The People appeal from an order which dismissed an indictment for attempted murder. The order was entered pursuant to section 114 — 1(1) of the Code of Criminal Procedure (Ill. Rev. Stat., 1967, ch. 38, par. 114 — 1) upon the ground that the defendant, Josephus Williams had been in custody for more than 120 days without having been brought to trial; that he had not requested a continuance or caused the delay and was entitled to be discharged under section 103 — 5 of the Code of Criminal Procedure. Ill. Rev. Stat., 1967, ch. 38, par. 103 — 5.

Williams was incarcerated on September 29, 1967, for the murder of Ambrose Lane and the attempted murder of William Thompson. A preliminary hearing was held and he was bound over to the grand jury on both charges.
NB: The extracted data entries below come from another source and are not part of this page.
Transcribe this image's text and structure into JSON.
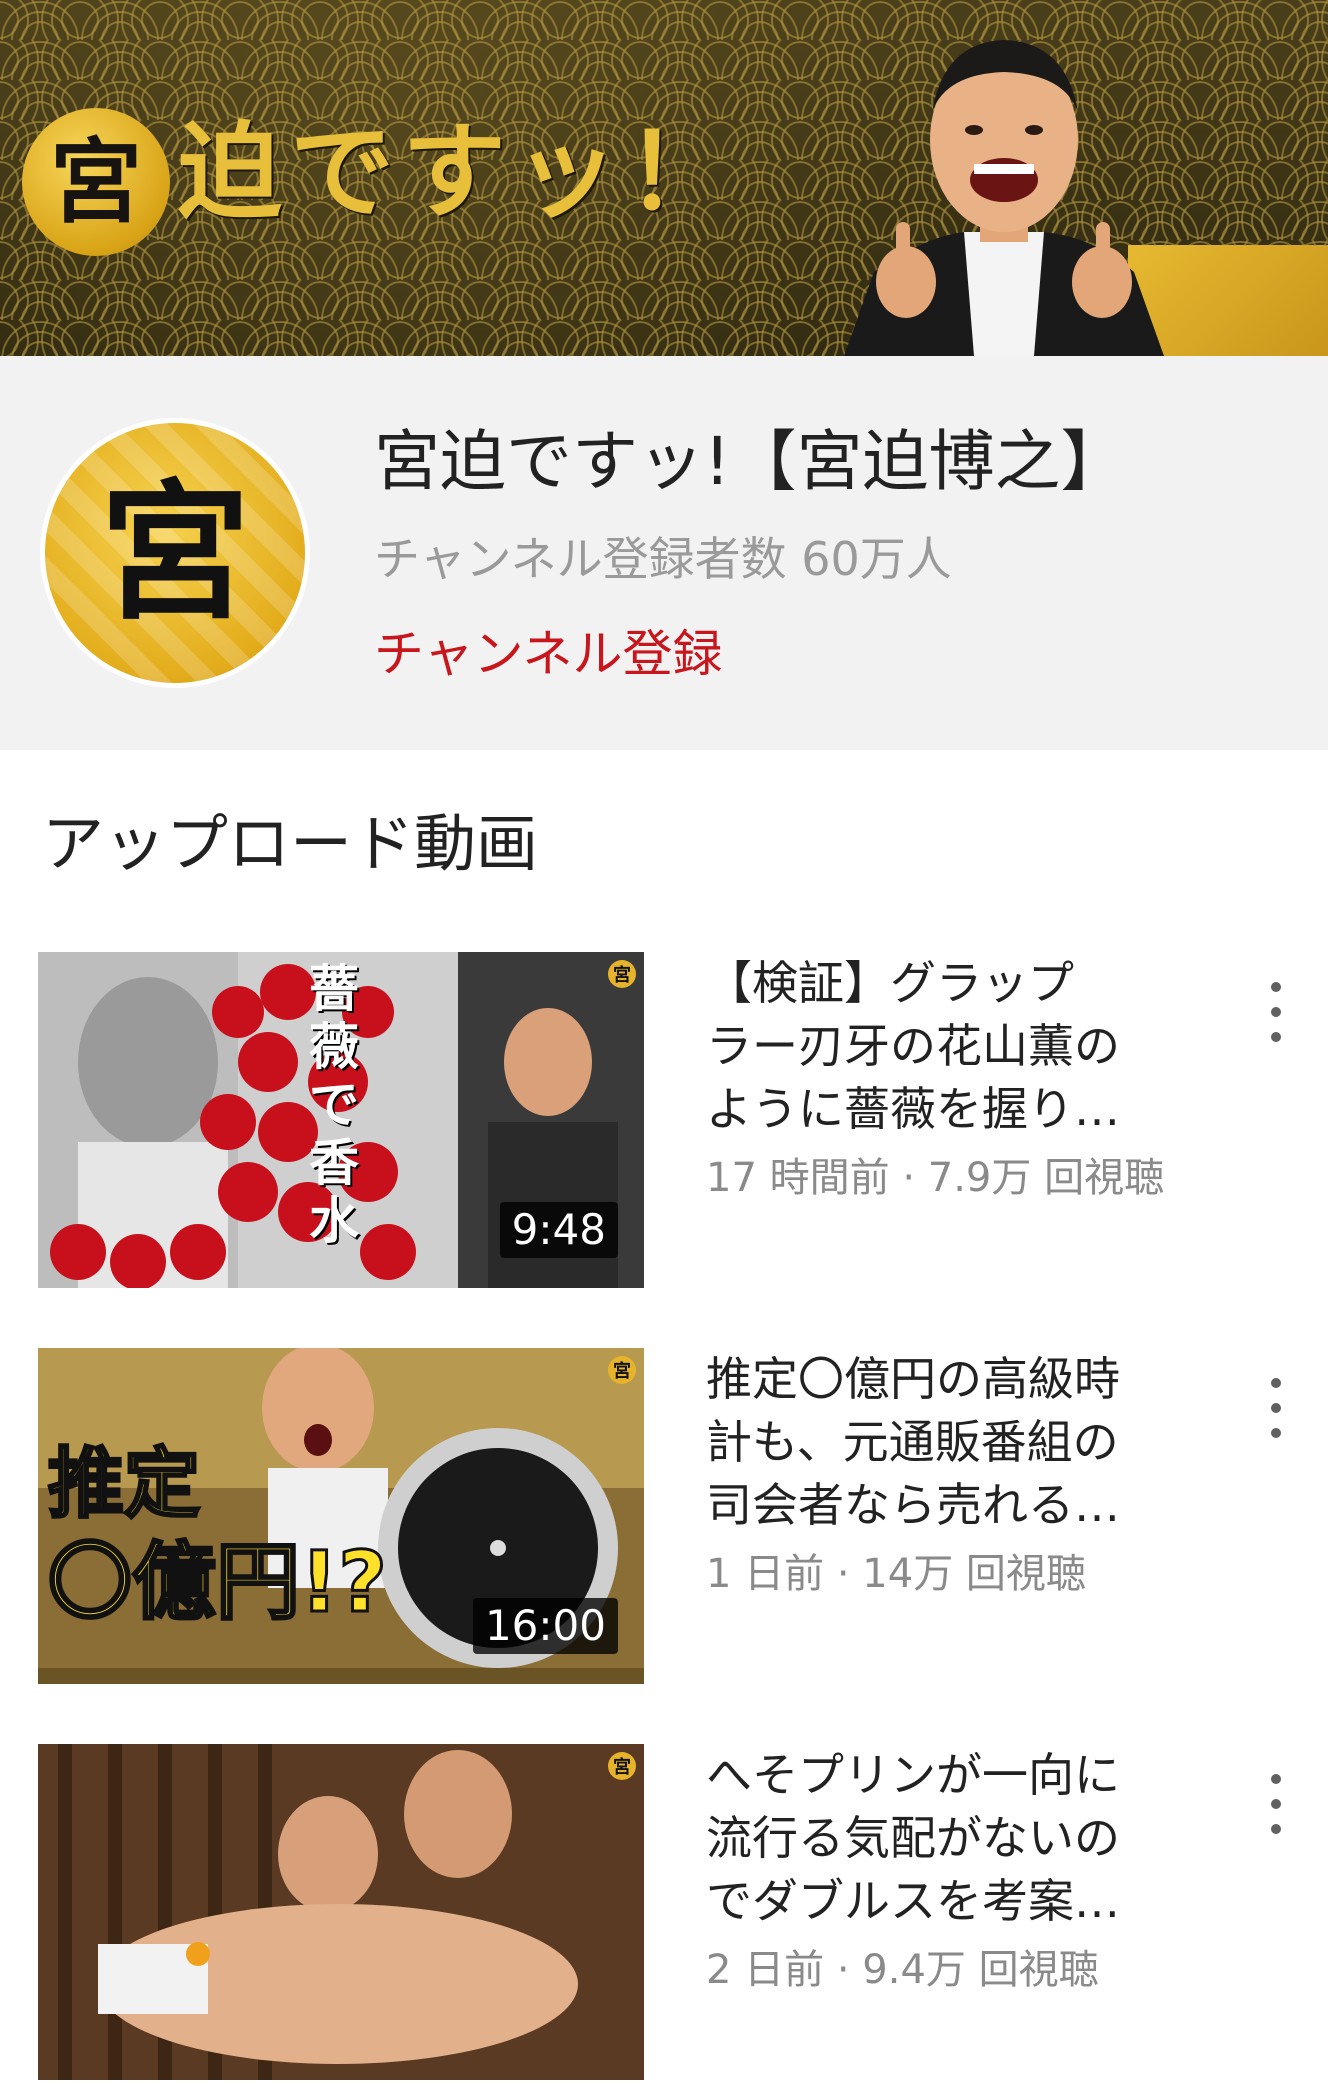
{
  "banner": {
    "logo_char": "宮",
    "title": "迫ですッ！"
  },
  "channel": {
    "avatar_char": "宮",
    "name": "宮迫ですッ!【宮迫博之】",
    "subscribers": "チャンネル登録者数 60万人",
    "subscribe_label": "チャンネル登録"
  },
  "section": {
    "title": "アップロード動画"
  },
  "videos": [
    {
      "title_lines": [
        "【検証】グラップ",
        "ラー刃牙の花山薫の",
        "ように薔薇を握り…"
      ],
      "meta": "17 時間前 · 7.9万 回視聴",
      "duration": "9:48",
      "thumb_text": "薔薇で香水",
      "badge": "宮"
    },
    {
      "title_lines": [
        "推定〇億円の高級時",
        "計も、元通販番組の",
        "司会者なら売れる…"
      ],
      "meta": "1 日前 · 14万 回視聴",
      "duration": "16:00",
      "thumb_text_1": "推定",
      "thumb_text_2": "〇億円!?",
      "badge": "宮"
    },
    {
      "title_lines": [
        "へそプリンが一向に",
        "流行る気配がないの",
        "でダブルスを考案…"
      ],
      "meta": "2 日前 · 9.4万 回視聴",
      "badge": "宮"
    }
  ],
  "colors": {
    "accent_red": "#c8161d",
    "gold": "#e3ad1c"
  }
}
He was held without bond on the murder charge; a bond of $25,000 was set on the attempt murder. In October 1967, he was indicted for the murder. No indictment was sought or returned for the attempt murder and Williams remained in custody on both charges. On June 5, 1968, an indictment was returned charging him with the attempt murder. He filed a petition for discharge under the four-term act, the court granted his petition and the State appeals.

Williams was held in custody on the murder charge from the date of his arrest until the case, on motion of the State, was stricken-with-leave-to-reinstate. He was responsible for some of this delay. The case was continued from time to time, sometimes by order of the court, sometimes on motion of the State and sometimes on motion of the defendant; a Behavior Clinic examination was ordered and the case was also continued for this purpose. But Williams was not responsible for any part of the nine-month delay on the attempt murder charge for which he was also held in custody from the date of his arrest in September 1967, until the date his petition for discharge was allowed, July 1, 1968. The State waited from September 1967, to June 1968, before presenting the attempt murder case to the grand jury. Because it had chosen to proceed on the murder charge alone, the State, and only the State, was responsible for the separation of charges and the long delay in obtaining the attempt murder indictment.

The State seeks to transfer the defendant’s motions for continuances in the murder case to the attempt case and further argues that since the defendant was given an examination to determine his competency to stand trial on the murder charge, it cannot be assumed that he was ready for trial on the attempt charge. Both contentions are meritless and the arguments made in support of them fallacious. The indictment on the attempt murder charge was not before the court when the continuances were requested. The continuances in the murder case did not toll the running of the four-term act in the attempt case. The Behavior Clinic examination did not delay the indictment of the attempt case and the continuances had no relevancy to a case that was not in court. Further, more than the 120 days within which the defendant had a right to be tried had elapsed between the September arrest and the date the Behavior Clinic order was entered; thus, his right to be discharged had accrued before the competency examination was ordered.

To give effect to the constitutional and statutory right to a speedy trial, the period in which the trial must be held dates from the time of the arrest and not from the date an indictment is returned. (Guthmann v. People (1903), 203 Ill. 260.) The right to a speedy trial is not a discretionary right to be lightly considered, but is an absolute right conferred by the constitution and expressly limited by statute. (People v. Szobor (1935), 360 Ill. 233, 195 N.E. 648.) Williams was in custody for nine months on the attempt murder charge. Since he was not tried within 120 days and had not occasioned the delay, his right to a speedy trial was violated.

The judgment is affirmed.

Judgment affirmed.

McNAMARA, P. J., and McGLOON, J., concur.